Der Bescheid ist Rechtsanwalt Dr. S. am 4. Juni 2016 zugestellt worden. Hiergegen hat die Klägerin mit Schriftsatz vom 1. Juli 2016, der am gleichen Tag per Telefax beim Niedersächsischen Anwaltsgerichtshof eingegangen ist, Klage erhoben. Sie ist der Auffassung, dass der Bescheid formell und materiell rechtswidrig ist. Er benenne weder eine wirksame Ermächtigungsgrundlage, noch verfüge er über eine ausreichende Begründung i. S. des § 39 VwVFG. Zudem stelle die Bezeichnung „S. und Partner“ keine Werbung dar, verstoße nicht gegen das Sachlichkeitsgebot und sei auch nicht irreführend. Überdies genieße die Bezeichnung Bestandsschutz.

Insoweit beantragt die Klägerin,

den Bescheid der Beklagten vom 2. Juni 2016 aufzuheben.

Die Beklagte beantragt,

die Klage abzuweisen.

Die Parteien sind gemäß Verfügung der Vorsitzenden vom 8. Juli 2016 zu der Möglichkeit einer Entscheidung des Senats ohne mündliche Verhandlung gemäß den §§ 112 c Abs. 1 BRAGO, 84 VwGO angehört worden; die Parteien haben auf eine mündliche Verhandlung nicht verzichtet.

II.

Der Senat kann gem. § 112 c Abs. 1 BRAO i. V. m. § 84 Abs. 1 VwGO ohne mündliche Verhandlung durch Gerichtsbescheid entscheiden, da die Sache keine besonderen Schwierigkeiten tatsächlicher oder rechtlicher Art aufweist, der Sachverhalt geklärt ist und die Beteiligten zu der Möglichkeit einer solchen Entscheidung gehört worden sind.

III.

Die Klage hatte keinen Erfolg.

1. Der Klägerin fehlt die gem. § 112 c Abs. 1 BRAO i. V. m. § 42 Abs. 2 VwGO erforderliche Klagebefugnis. Sie ist insbesondere nicht Adressat des belastenden Verwaltungsaktes, da dieser persönlich gegen Rechtsanwalt Dr. H. S. und nicht gegenüber der Klägerin ergangen ist. Auch ansonsten ist eine rechtliche Betroffenheit der Klägerin nicht erkennbar. Die missbilligende Belehrung entfaltet zwar bereits eine unmittelbare Rechtswirkung und erschöpft sich nicht in einem Hinweis auf die gesetzlichen Normen (vgl. Urteil des Senats vom 13. März 2015, AGH 22/14 (I/10). Sie beinhaltet aber den Vorwurf eines schuldhaften Verhaltens, der den betroffenen Rechtsanwalt mit dem Makel einer Pflichtverletzung belastet (vgl. Senat a. a. O.). Mangels Schuldfähigkeit einer juristischen Person wie der Klägerin kann die von einer missbilligenden Belehrung ausgehende Rechtswirkung diese von vornherein nicht erfassen.
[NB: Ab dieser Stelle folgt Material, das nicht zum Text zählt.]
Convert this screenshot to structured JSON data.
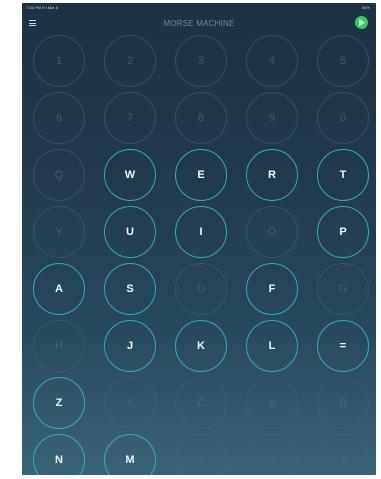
{
  "status_bar": {
    "left": "7:54 PM  Fri Mar 8",
    "right": "64%"
  },
  "header": {
    "title": "MORSE MACHINE",
    "menu_icon": "menu-icon",
    "play_icon": "play-icon"
  },
  "colors": {
    "accent": "#2fb0b2",
    "play": "#2fd05a",
    "background": "#21394b"
  },
  "keys": [
    [
      {
        "label": "1",
        "active": false
      },
      {
        "label": "2",
        "active": false
      },
      {
        "label": "3",
        "active": false
      },
      {
        "label": "4",
        "active": false
      },
      {
        "label": "5",
        "active": false
      }
    ],
    [
      {
        "label": "6",
        "active": false
      },
      {
        "label": "7",
        "active": false
      },
      {
        "label": "8",
        "active": false
      },
      {
        "label": "9",
        "active": false
      },
      {
        "label": "0",
        "active": false
      }
    ],
    [
      {
        "label": "Q",
        "active": false
      },
      {
        "label": "W",
        "active": true
      },
      {
        "label": "E",
        "active": true
      },
      {
        "label": "R",
        "active": true
      },
      {
        "label": "T",
        "active": true
      }
    ],
    [
      {
        "label": "Y",
        "active": false
      },
      {
        "label": "U",
        "active": true
      },
      {
        "label": "I",
        "active": true
      },
      {
        "label": "O",
        "active": false
      },
      {
        "label": "P",
        "active": true
      }
    ],
    [
      {
        "label": "A",
        "active": true
      },
      {
        "label": "S",
        "active": true
      },
      {
        "label": "D",
        "active": false
      },
      {
        "label": "F",
        "active": true
      },
      {
        "label": "G",
        "active": false
      }
    ],
    [
      {
        "label": "H",
        "active": false
      },
      {
        "label": "J",
        "active": true
      },
      {
        "label": "K",
        "active": true
      },
      {
        "label": "L",
        "active": true
      },
      {
        "label": "=",
        "active": true
      }
    ],
    [
      {
        "label": "Z",
        "active": true
      },
      {
        "label": "X",
        "active": false
      },
      {
        "label": "C",
        "active": false
      },
      {
        "label": "V",
        "active": false
      },
      {
        "label": "B",
        "active": false
      }
    ],
    [
      {
        "label": "N",
        "active": true
      },
      {
        "label": "M",
        "active": true
      },
      {
        "label": ".",
        "active": false
      },
      {
        "label": "/",
        "active": false
      },
      {
        "label": "?",
        "active": false
      }
    ]
  ]
}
2. Ob der Klägerin das der missbilligenden Belehrung zugrunde liegende Verhalten gestattet ist oder nicht, hatte der Senat nicht zu entscheiden. Insoweit ist der von der Klägerin angekündigte Feststellungsantrag Gegenstand eines weiteren anwaltsgerichtlichen Verfahrens, über welches der hiesige 2. Senat zu befinden haben wird.

III.

Die Kostenentscheidung folgt aus § 112 c Abs. 1 S. 1 BRAGO i. V. m. § 154 Abs. 1 VwGO.
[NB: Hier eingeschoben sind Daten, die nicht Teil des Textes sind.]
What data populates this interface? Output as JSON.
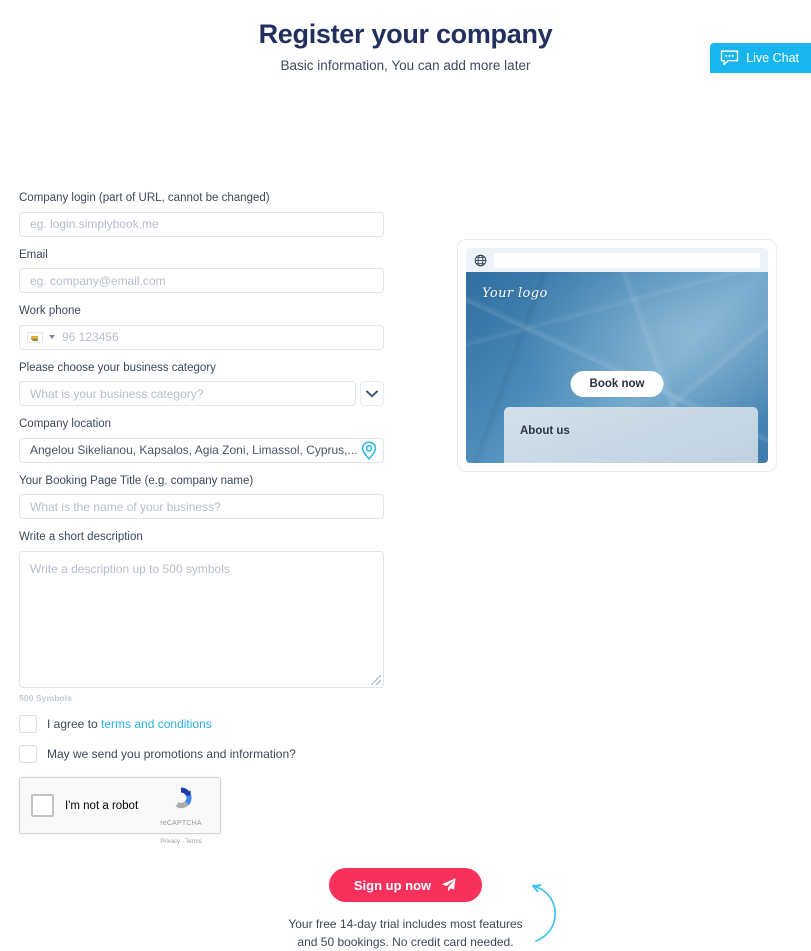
{
  "header": {
    "title": "Register your company",
    "subtitle": "Basic information, You can add more later"
  },
  "form": {
    "company_login": {
      "label": "Company login (part of URL, cannot be changed)",
      "placeholder": "eg. login.simplybook.me",
      "value": ""
    },
    "email": {
      "label": "Email",
      "placeholder": "eg. company@email.com",
      "value": ""
    },
    "work_phone": {
      "label": "Work phone",
      "placeholder": "96 123456",
      "value": "",
      "country_flag": "cyprus-flag-icon"
    },
    "business_category": {
      "label": "Please choose your business category",
      "placeholder": "What is your business category?",
      "value": ""
    },
    "company_location": {
      "label": "Company location",
      "placeholder": "",
      "value": "Angelou Sikelianou, Kapsalos, Agia Zoni, Limassol, Cyprus,..."
    },
    "booking_page_title": {
      "label": "Your Booking Page Title (e.g. company name)",
      "placeholder": "What is the name of your business?",
      "value": ""
    },
    "description": {
      "label": "Write a short description",
      "placeholder": "Write a description up to 500 symbols",
      "value": "",
      "counter": "500 Symbols"
    },
    "terms_checkbox": {
      "text_before": "I agree to ",
      "link_text": "terms and conditions",
      "checked": false
    },
    "promotions_checkbox": {
      "label": "May we send you promotions and information?",
      "checked": false
    },
    "recaptcha": {
      "label": "I'm not a robot",
      "brand": "reCAPTCHA",
      "privacy": "Privacy",
      "separator": " - ",
      "terms": "Terms"
    }
  },
  "preview": {
    "logo_text": "Your logo",
    "book_now_label": "Book now",
    "about_title": "About us",
    "globe_icon": "globe-icon",
    "url_value": ""
  },
  "cta": {
    "button_label": "Sign up now",
    "button_icon": "paper-plane-icon",
    "trial_text": "Your free 14-day trial includes most features and 50 bookings. No credit card needed."
  },
  "live_chat": {
    "label": "Live Chat",
    "icon": "chat-bubble-icon"
  },
  "colors": {
    "accent_pink": "#f8315c",
    "accent_cyan": "#19b5ef",
    "link_blue": "#25b1e8",
    "title_navy": "#23305e",
    "border_gray": "#dfe4ef"
  }
}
Die Entscheidung über die vorläufige Vollstreckbarkeit beruht auf den §§ 112 c Abs. 1 BRAO, 167 VwGO, 708 Nr. 11, 711, 713 ZPO.

Der Streitwert war gem. § 194 Abs. 1 BRAO i. V. m. § 52 Abs. 2 GKG mangels anderer Anhaltspunkte auf den Auffangwert von 5.000 € festzusetzen.

Ein Anlass, die Berufung nach den §§ 112 c Abs. 1, 112 e BRAO, 124 VwGO zuzulassen, besteht nicht, insbesondere hat die Rechtssache keine grundsätzliche Bedeutung.